Segundo seu amigo e companheiro de luta no Movimento, o catarinense Ademar Bogo, duas características fortes marcavam a sua personalidade: a sensibilidade e a inteligência. “Um camponês astuto, um sábio formado pela própria cultura. Gostava das coisas práticas. Era franco, direto e extremamente generoso”, descreve.

Contador de histórias

Egídio aprendeu a importância da organização dos camponeses participando dela. De acordo com Bogo, orientava-se por princípios e era portador de uma elevada auto-estima e de uma moral revolucionária. Gostava de ouvir histórias e depois recontá-las.

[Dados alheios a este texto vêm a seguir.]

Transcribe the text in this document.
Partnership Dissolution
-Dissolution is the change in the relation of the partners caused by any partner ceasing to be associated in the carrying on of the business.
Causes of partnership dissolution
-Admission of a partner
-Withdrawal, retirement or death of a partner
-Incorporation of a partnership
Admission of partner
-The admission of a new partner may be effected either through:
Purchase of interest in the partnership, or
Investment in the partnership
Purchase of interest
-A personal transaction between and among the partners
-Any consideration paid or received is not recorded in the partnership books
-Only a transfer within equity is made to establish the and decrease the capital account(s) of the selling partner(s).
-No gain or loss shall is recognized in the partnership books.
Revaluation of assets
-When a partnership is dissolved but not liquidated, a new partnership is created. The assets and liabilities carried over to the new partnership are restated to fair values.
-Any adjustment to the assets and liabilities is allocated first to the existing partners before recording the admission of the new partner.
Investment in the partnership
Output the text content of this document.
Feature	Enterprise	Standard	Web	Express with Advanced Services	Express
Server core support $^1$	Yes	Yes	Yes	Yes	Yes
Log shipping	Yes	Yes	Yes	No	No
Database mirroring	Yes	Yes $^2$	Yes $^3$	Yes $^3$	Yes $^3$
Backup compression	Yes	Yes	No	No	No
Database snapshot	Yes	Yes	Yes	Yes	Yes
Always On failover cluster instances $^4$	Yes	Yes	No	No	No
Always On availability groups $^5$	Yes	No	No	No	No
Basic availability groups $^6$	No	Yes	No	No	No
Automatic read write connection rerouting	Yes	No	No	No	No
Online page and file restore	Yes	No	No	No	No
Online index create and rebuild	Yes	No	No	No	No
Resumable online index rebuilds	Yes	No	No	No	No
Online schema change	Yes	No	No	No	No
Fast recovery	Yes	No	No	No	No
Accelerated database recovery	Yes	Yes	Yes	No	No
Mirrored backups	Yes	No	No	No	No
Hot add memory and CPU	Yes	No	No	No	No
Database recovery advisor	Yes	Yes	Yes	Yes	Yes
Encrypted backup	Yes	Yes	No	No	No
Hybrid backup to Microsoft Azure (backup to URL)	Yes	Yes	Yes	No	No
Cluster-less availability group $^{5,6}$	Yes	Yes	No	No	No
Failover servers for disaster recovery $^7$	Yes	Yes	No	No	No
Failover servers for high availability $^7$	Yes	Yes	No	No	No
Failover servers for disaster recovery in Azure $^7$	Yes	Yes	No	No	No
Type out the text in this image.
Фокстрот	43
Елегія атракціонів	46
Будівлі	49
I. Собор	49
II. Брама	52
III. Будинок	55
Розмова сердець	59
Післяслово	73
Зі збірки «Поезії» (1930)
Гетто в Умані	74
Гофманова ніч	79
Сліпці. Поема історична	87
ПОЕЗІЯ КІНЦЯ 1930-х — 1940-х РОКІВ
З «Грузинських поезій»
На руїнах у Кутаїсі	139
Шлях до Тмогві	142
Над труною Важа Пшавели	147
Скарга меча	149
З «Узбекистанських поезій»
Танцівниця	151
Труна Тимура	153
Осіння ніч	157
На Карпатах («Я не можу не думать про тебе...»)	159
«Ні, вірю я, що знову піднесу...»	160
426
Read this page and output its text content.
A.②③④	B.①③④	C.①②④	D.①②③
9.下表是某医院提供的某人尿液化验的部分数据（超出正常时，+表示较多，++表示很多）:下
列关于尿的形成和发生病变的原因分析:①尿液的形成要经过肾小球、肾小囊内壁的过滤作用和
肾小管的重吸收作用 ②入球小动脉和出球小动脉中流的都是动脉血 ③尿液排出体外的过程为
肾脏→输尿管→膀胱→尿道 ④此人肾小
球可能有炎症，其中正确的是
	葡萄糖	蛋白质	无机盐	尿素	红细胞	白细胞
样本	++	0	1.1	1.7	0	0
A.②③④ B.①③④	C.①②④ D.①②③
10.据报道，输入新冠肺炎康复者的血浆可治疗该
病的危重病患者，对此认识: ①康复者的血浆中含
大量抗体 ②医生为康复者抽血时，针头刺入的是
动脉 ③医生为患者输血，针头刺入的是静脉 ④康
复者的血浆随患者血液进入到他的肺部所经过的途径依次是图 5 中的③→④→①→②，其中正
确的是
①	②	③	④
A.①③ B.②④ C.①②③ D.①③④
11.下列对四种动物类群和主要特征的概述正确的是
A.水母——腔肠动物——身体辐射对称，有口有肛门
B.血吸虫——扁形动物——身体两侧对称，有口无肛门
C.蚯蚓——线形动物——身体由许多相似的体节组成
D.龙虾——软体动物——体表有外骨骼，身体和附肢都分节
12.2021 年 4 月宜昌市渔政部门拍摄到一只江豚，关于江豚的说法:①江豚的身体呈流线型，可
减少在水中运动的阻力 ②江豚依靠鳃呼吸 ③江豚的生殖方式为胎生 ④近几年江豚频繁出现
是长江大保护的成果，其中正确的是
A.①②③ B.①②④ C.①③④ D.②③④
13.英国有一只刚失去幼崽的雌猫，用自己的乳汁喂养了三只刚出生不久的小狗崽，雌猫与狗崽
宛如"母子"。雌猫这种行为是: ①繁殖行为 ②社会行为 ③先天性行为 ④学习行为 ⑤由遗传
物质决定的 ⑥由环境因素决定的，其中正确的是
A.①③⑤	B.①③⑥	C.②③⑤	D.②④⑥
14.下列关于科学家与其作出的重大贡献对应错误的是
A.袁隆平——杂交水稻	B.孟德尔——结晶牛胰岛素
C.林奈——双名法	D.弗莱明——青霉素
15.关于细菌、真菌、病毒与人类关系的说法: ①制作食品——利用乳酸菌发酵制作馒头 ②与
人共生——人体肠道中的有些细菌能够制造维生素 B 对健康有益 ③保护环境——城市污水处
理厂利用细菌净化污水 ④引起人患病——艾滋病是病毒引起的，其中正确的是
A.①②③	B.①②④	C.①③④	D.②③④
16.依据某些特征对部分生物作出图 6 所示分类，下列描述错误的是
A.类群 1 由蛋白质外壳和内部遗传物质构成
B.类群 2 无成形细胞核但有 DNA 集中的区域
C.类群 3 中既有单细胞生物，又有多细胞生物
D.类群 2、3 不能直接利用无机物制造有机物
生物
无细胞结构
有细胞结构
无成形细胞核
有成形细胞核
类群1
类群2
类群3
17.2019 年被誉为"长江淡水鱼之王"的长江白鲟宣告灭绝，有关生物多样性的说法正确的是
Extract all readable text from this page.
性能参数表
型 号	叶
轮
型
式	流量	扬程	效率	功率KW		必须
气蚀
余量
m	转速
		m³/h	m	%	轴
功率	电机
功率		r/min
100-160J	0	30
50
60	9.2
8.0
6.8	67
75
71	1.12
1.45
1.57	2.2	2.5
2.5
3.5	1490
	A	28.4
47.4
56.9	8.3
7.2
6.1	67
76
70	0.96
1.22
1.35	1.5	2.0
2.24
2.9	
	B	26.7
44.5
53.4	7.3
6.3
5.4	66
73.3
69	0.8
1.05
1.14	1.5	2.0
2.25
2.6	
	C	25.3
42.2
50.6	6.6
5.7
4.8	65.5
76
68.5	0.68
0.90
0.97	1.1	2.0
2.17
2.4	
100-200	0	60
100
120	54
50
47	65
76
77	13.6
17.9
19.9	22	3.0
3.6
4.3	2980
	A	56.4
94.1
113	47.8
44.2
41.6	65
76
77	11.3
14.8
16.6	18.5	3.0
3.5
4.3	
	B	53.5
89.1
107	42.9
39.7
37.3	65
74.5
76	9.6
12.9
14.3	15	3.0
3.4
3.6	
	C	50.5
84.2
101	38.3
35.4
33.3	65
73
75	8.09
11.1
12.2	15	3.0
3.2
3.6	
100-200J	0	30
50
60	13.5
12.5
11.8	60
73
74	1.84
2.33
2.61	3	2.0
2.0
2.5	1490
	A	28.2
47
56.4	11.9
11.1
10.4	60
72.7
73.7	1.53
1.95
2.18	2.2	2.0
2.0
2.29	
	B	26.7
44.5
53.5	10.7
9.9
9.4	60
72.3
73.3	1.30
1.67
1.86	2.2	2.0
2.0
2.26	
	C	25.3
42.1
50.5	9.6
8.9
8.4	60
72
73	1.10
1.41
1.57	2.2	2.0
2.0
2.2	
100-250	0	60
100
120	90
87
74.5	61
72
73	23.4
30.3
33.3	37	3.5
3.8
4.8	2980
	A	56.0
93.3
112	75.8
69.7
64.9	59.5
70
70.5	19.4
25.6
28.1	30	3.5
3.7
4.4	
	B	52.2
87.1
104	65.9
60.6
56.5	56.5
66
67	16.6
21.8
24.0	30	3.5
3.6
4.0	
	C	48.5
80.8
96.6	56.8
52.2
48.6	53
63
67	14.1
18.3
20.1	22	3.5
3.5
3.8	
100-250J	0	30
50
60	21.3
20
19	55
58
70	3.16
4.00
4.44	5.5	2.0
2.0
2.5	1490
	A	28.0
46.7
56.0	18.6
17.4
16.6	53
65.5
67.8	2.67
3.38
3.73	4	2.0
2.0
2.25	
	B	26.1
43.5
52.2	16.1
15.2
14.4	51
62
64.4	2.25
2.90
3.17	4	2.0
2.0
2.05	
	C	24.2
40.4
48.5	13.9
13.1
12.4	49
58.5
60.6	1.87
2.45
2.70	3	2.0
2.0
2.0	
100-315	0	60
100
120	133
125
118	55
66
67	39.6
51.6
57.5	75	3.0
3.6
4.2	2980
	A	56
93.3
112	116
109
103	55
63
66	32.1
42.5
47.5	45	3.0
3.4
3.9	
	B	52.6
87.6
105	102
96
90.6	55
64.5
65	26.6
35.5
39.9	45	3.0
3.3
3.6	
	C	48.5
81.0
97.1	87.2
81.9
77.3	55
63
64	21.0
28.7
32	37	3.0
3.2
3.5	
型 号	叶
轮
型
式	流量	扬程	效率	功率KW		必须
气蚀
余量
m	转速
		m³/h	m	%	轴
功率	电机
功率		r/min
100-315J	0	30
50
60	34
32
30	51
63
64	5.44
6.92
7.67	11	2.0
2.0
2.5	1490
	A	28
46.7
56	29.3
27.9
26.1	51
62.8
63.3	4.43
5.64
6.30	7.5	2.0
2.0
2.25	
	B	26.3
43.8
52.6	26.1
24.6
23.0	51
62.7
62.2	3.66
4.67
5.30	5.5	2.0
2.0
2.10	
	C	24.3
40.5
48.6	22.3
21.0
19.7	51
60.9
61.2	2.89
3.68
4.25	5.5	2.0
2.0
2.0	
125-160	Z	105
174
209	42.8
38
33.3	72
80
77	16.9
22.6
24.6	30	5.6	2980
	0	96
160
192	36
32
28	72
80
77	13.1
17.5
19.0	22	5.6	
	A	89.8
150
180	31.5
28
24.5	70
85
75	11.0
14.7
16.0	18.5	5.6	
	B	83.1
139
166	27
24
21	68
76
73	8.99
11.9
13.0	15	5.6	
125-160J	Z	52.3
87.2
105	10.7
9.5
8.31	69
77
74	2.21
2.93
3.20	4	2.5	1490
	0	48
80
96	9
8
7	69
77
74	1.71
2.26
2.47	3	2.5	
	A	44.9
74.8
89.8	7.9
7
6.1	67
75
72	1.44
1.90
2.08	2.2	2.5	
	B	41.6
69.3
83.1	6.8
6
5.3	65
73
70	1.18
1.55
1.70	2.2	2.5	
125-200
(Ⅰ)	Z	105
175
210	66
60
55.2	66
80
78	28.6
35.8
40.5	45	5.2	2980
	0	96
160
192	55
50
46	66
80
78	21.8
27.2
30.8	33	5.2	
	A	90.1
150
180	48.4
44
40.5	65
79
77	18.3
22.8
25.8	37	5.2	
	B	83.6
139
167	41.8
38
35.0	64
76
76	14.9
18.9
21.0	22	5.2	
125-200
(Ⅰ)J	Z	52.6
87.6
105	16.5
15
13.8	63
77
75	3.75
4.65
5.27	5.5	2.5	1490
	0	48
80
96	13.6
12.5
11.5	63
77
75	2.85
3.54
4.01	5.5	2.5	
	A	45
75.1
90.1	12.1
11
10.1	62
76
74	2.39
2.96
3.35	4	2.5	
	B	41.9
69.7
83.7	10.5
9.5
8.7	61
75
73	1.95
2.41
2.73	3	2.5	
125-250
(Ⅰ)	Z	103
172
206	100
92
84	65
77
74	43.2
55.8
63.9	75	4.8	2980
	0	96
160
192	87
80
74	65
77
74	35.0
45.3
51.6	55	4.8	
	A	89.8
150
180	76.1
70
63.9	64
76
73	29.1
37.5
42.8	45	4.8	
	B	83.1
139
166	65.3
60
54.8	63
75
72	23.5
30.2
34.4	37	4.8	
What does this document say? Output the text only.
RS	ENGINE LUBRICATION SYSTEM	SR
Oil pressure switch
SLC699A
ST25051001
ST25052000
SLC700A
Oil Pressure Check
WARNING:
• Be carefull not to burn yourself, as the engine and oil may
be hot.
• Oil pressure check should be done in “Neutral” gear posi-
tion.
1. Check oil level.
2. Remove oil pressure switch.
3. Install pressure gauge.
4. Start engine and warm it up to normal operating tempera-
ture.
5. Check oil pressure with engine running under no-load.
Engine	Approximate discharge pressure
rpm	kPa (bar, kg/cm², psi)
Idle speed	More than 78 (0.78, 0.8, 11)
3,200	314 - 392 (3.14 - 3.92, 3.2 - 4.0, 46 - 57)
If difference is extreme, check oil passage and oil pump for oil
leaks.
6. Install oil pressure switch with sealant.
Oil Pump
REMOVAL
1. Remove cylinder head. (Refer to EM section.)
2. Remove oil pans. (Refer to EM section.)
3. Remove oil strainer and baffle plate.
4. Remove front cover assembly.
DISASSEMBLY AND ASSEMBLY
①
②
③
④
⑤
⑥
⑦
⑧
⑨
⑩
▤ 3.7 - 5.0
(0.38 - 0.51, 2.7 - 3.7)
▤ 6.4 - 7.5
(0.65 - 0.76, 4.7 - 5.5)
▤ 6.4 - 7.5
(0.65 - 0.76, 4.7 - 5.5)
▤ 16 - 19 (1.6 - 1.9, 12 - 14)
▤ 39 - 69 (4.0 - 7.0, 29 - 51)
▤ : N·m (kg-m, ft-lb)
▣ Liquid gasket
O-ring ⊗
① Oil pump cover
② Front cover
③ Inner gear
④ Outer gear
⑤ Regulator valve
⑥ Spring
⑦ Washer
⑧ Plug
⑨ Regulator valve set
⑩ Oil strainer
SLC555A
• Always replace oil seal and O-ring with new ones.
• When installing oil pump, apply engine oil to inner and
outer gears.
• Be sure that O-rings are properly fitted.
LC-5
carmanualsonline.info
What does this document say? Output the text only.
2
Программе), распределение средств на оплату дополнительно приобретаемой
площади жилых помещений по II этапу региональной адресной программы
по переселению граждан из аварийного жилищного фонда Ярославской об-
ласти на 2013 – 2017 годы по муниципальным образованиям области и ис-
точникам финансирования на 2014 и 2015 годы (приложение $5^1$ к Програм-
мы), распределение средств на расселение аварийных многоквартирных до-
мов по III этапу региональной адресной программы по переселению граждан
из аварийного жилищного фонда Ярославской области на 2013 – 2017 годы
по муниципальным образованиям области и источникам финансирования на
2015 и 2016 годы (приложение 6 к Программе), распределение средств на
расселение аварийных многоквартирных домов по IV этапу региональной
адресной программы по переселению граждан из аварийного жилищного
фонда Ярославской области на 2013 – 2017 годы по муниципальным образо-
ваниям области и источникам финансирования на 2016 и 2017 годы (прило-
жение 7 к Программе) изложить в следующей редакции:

As viagens que fizera pelo mundo o ajudaram a se tornar uma bela biblioteca de exemplos. Ouvia lideranças, personalidades e intelectuais com admiração e tornava o que diziam em conteúdos de reflexões nas falas que constantemente fazia. Carregava consigo sempre alguma semente, um remédio ou uma receita e aproveitava todos os momentos para anunciar os benefícios que a natureza guarda para colaborar com o ser humano.

Não era intransigente, mas tinha firmeza naquilo que dizia e defendia. Para ele, o imperialismo era inaceitável e deveria ser combatido com todos os instrumentos em todas as parte do mundo. Paciente, meio tímido, sabia esperar. Não gostava de exibir-se, nem de pompa, de luxo ou privilégio, mas defendia a estética e a beleza, frutos do trabalho e das conquistas humanitárias. “Movia-se pela mística revolucionária”, segundo Bogo. “Percebia-se na expressão da fala e no olhar que guardava em si uma esperança, um desejo, uma utopia. Por tudo isso, praticava com facilidade dezenas de valores”, disse Bogo.

A perda

Na final da tarde do dia 28 de novembro de 2011, um trágico acidente de automóvel em Ponta Porã, na divisa do Mato Grosso do Sul com o Paraguai, tirou a sua vida. Egídio seguia para um assentamento da região quando sofreu o acidente. Nos últimos meses, antes da tragédia, o orgulho de Egídio era uma cartinha escrita pela filha para ser entregue à presidenta Dilma. A redação tratava de racismo.

Atiliana contou que nem ele mesmo tinha pensado na dimensão do problema que ela colocou no papel, pois ela trabalhou a ideia do racismo contra o branco, o negro e o índio. “Ele ficou tão feliz e orgulhoso, principalmente quando ela escreveu: o governador diz que os índios são preguiçosos, mas meus avós trabalham muito para ter o que comer”.

“Ele foi o companheiro mais maravilhoso que alguém pode ter. Sou muito feliz de ter sido a pessoa que conviveu com seus beijos, abraços, carícias. Ele foi companheiro, amante, namorado. Me encheu de pequenos símbolos que hoje me agarro para diminuir a dor da saudade que ficou em meu peito”, contou emocionada Atiliana.